Пламя – вот моя душа!»
- «Гении суть метеоры, которые должны сгорать, чтобы освещать свой век», - заявил издалека Наполеон.
- О, месье Бонапарт, как Вы меня понимаете! Недаром я считал Вас своим кумиром, воплощением солнечного бога Апполона!
- Почему Вы не титулуете меня, как подобает? - огорчился корсиканец.
- Для Наполеона титул императора слишком мал; Вы принизили себя, приняв его...
- Ну, и на том спасибо... - несколько разочарованно протянул знаменитый завоеватель и прервал разговор.
- Как и пламя, я изменчив. Посмотри, Борис, на меня внимательнее – и на мои портреты! Хотя бы на тот бюст, что стоял на столе у Гитлера!
... Упрямо устремленная вперед голова героя, высокий, выпуклый лоб, испещренный бороздами мрачных размышлений; ниспадающая волна волос над крепкой, мускулистой шеей. Из-под нависших бровей сверкает соколиный взор, каждый мускул энергичного лица напряжен и выражает волю, здоровье, силу. Усы, низвергаясь на мужественные, суровые губы и выдающийся подбородок, вызывают в памяти образ воина варварских полчищ, и невольно к этой мощной львиной голове пририсовываешь грозно выступающую фигуру викинга с рогом, щитом и копьем. А Ельцин нашел сходство с фотографиями молодого Максима Горького.

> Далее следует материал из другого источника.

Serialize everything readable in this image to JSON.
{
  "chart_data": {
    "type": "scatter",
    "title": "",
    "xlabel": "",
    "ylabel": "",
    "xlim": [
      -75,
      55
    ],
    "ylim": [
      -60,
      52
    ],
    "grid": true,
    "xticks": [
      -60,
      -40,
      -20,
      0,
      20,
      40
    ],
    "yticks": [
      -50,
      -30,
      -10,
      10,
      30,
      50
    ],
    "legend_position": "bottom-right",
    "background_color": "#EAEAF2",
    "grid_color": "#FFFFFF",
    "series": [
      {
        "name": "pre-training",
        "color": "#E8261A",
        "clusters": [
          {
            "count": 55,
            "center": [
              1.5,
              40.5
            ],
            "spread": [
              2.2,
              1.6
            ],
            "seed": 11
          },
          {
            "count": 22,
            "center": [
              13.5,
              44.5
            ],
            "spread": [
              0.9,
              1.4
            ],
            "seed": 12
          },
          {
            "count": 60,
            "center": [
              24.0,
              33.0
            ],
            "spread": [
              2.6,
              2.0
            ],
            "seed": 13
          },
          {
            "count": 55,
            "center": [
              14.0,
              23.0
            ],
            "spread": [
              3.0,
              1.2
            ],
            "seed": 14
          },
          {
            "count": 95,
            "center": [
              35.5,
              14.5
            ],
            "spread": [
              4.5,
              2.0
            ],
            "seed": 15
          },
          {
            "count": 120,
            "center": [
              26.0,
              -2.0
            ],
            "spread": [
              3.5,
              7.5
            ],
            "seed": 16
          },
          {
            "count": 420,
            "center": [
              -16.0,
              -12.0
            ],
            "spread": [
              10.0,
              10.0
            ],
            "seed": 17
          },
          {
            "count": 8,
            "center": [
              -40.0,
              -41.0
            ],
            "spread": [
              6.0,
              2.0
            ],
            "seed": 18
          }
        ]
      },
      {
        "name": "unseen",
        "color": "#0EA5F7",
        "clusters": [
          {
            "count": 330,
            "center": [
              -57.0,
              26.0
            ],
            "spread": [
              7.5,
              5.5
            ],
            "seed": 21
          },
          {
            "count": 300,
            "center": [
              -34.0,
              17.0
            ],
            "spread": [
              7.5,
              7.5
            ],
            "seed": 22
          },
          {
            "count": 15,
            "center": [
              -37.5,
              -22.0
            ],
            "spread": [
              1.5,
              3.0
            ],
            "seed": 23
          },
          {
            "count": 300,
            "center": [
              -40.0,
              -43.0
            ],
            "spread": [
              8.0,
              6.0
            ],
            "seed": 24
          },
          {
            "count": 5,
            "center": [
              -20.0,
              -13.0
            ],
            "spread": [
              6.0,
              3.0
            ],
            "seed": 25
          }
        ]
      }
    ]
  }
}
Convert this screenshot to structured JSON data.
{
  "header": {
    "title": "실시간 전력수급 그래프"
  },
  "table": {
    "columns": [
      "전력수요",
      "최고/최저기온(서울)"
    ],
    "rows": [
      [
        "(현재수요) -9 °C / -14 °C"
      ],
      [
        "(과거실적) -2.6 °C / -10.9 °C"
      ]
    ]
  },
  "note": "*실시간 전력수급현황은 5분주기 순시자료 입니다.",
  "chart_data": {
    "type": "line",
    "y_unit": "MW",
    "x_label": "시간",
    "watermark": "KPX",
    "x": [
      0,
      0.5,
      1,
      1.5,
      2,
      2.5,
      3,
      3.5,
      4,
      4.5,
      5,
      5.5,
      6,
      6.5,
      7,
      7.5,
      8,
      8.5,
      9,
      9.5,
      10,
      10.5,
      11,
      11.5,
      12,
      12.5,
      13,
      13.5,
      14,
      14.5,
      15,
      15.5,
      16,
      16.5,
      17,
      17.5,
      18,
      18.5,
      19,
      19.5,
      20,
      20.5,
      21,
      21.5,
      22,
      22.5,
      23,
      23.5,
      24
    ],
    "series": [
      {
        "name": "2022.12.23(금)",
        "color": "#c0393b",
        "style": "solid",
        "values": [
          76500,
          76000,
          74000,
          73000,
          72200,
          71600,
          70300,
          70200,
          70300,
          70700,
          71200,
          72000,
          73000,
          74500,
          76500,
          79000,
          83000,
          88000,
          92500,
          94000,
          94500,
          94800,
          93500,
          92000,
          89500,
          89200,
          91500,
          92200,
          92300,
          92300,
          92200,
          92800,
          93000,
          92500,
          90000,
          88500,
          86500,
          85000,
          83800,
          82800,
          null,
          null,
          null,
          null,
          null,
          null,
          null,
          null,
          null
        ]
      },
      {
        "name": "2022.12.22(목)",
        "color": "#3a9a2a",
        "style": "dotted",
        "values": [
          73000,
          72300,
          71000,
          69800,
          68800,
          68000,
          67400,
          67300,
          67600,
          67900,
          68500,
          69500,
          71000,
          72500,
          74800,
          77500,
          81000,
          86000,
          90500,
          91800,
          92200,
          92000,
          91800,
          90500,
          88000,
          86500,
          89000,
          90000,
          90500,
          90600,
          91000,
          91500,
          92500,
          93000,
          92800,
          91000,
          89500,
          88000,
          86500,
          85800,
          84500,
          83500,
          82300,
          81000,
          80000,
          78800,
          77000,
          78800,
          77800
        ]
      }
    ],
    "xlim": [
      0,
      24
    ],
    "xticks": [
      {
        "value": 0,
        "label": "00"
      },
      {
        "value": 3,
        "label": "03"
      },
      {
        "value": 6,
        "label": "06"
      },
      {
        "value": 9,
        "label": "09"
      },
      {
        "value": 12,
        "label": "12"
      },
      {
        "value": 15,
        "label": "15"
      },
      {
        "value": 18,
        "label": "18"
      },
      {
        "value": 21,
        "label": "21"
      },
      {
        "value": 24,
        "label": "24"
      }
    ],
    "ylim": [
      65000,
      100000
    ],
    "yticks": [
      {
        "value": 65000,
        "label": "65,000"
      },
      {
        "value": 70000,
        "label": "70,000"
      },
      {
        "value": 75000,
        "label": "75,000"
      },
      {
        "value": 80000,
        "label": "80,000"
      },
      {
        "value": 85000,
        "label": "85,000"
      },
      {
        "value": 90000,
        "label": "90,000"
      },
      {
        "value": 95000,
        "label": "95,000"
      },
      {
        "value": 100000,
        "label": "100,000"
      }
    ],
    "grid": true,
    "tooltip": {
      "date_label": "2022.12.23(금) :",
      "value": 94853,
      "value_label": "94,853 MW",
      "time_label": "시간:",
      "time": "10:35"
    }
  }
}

- Так любят изображать меня скульпторы и художники, чтобы сделать доступным для маловерных, школой и сценой приученных узнавать трагизм лишь в театральном одеянии. Но истинный трагизм никогда не бывает театрален, и в действительности мой облик несравненно менее живописен, чем портреты и бюсты, - и куда более трагичен. Добро пожаловать в воспоминания тех, кто меня видел. Извини, но придется помучаться вместе со мной!
Гюстав Флобер:
- «... Скромная столовая недорогого пансиона в Альпах. Безразличные обитатели дешевой гостиницы – преимущественно пожилые дамы – развлекаются легкой беседой. Трижды звонит колокол к обеду. Порог переступает неуверенная, сутулая фигура с поникшими плечами, будто полуслепой обитатель пещеры ощупью выбирается на свет. Темный, старательно почищенный костюм; лицо, затененное зарослью волнистых, темных волос; темные глаза, скрытые за толстыми, почти шарообразными стеклами очков. Тихо, даже робко, входит он в дверь; какое-то странное безмолвие окружает его. Все изобличает в нем человека, привыкшего жить в тени, далекого от светской общительности, испытывающего почти неврастенический страх перед каждым громко сказанным словом, перед всяким шумом. Вежливо, с изысканно чопорной учтивостью, он отвешивает поклон собравшимся; вежливо, с безразличной любезностью, отвечают они на поклон немецкого профессора.
Осторожно присаживается он к столу – близорукость запрещает ему резкие движения, - осторожно пробует каждое блюдо – как бы оно не повредило больному желудку: не слишком ли крепок чай, не слишком ли пикантен соус, - всякое уклонение от диеты раздражает его чувствительный кишечник, всякое излишество в еде чрезмерно возбуждает его трепещущие нервы. Ни рюмка вина, ни бокал пива, ни чашка кофе не оживляют его меню; ни сигары, ни папиросы не выкурит он после обеда; ничего возбуждающего, развлекающего: только скудный, наспех проглоченный обед, да несколько незначительнгых, светски учтивых фраз, тихим голосом сказанных в беглом разговоре случайному соседу (так говорит человек, давно отвыкший говорить и боящийся нескромных вопросов).